John Hunter jdhunter at ace.bsd.uchicago.edu
Sat Jan 3 02:27:03 EST 2004


>>>>> "EP" == EP  <EP at zomething.com> writes:

    EP> On questions of the suitability of Python for CGI, embedded
    EP> apps, etc., execution speed comes to mind.  I previously read
    EP> some comparisons which did not show Python in a good light in
    EP> this regard: i.e. Python is slow compared to Perl, C++, Java.
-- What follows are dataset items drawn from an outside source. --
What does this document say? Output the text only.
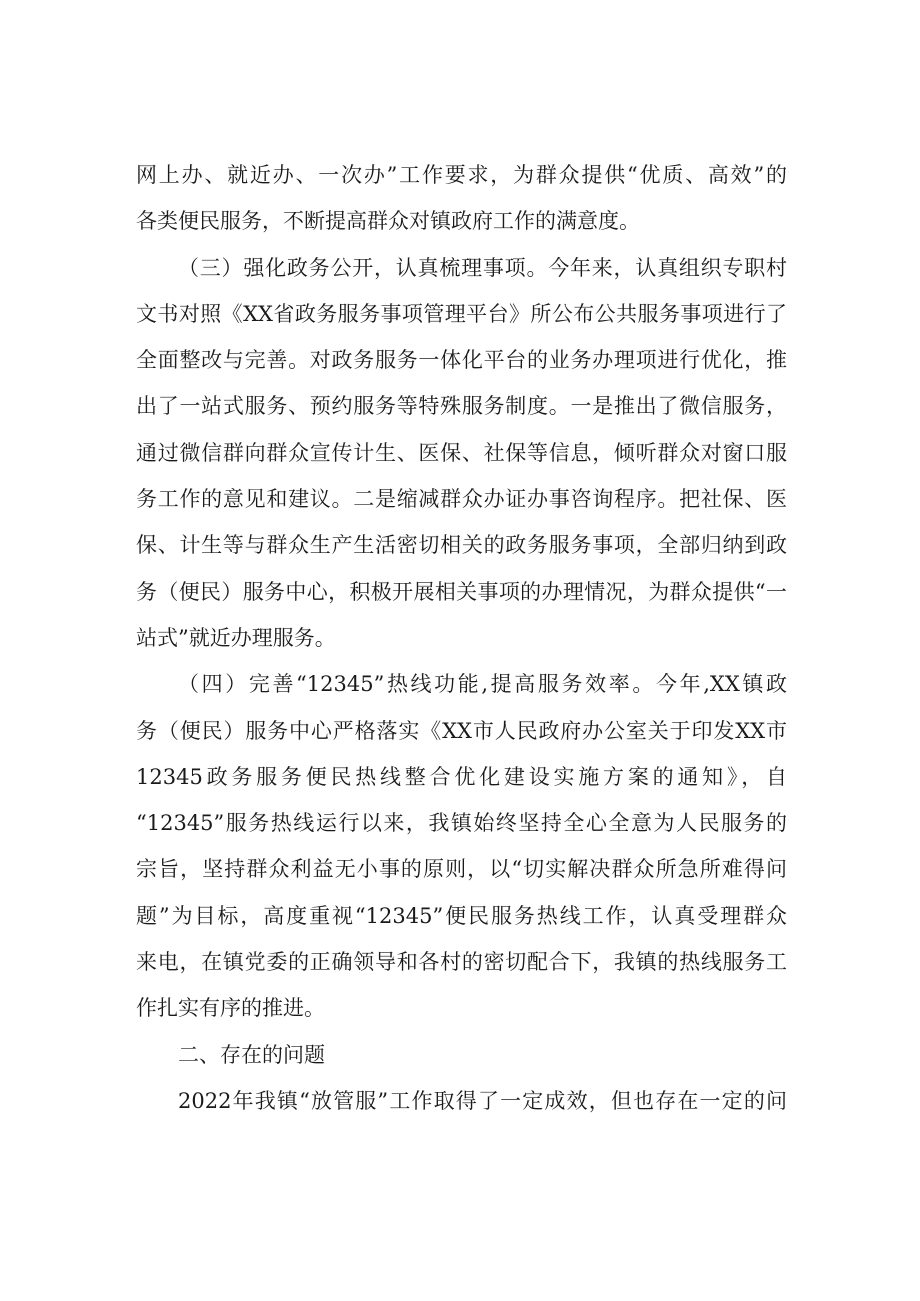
网上办、就近办、一次办”工作要求，为群众提供“优质、高效”的
各类便民服务，不断提高群众对镇政府工作的满意度。
（三）强化政务公开，认真梳理事项。今年来，认真组织专职村
文书对照《XX省政务服务事项管理平台》所公布公共服务事项进行了
全面整改与完善。对政务服务一体化平台的业务办理项进行优化，推
出了一站式服务、预约服务等特殊服务制度。一是推出了微信服务，
通过微信群向群众宣传计生、医保、社保等信息，倾听群众对窗口服
务工作的意见和建议。二是缩减群众办证办事咨询程序。把社保、医
保、计生等与群众生产生活密切相关的政务服务事项，全部归纳到政
务（便民）服务中心，积极开展相关事项的办理情况，为群众提供“一
站式”就近办理服务。
（四）完善“12345”热线功能,提高服务效率。今年,XX镇政
务（便民）服务中心严格落实《XX市人民政府办公室关于印发XX市
12345政务服务便民热线整合优化建设实施方案的通知》，自
“12345”服务热线运行以来，我镇始终坚持全心全意为人民服务的
宗旨，坚持群众利益无小事的原则，以“切实解决群众所急所难得问
题”为目标，高度重视“12345”便民服务热线工作，认真受理群众
来电，在镇党委的正确领导和各村的密切配合下，我镇的热线服务工
作扎实有序的推进。
二、存在的问题
2022年我镇“放管服”工作取得了一定成效，但也存在一定的问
Donald Knuth, God of Computer Science, said "Premature optimization is
the root of all evil".  The essence of the quote is that you shouldn't
code for performance until the current implementation is hogging a
disproportionate chunk of the CPU cycles.  In layman's terms: code
something that works, and when you hit a performance bottleneck, run a
profiler, find the inefficiencies, and refactor looking for a 2-20x
performance boost.

I write python apps for the hospital I work for, mainly for epilepsy
patients.  The EEG data files are large, several hundred megabytes
each, and in addition we have CT and MRI 3D image data to incorporate.
python, with judicious use of Numeric and pygtk, is more than enough
to handle the everyday cases.  Are you dealing with several hundred
megabytes per record or more?  If not, my guess is that you can handle
your use cases in python with a little careful thought.

In a Nut's Hell, write a prototype app.  If you are unsatisfied with
performance, post here.  Otherwise, mark today as the last day you
ever coded perl, as I fondly mark that day 5 years ago.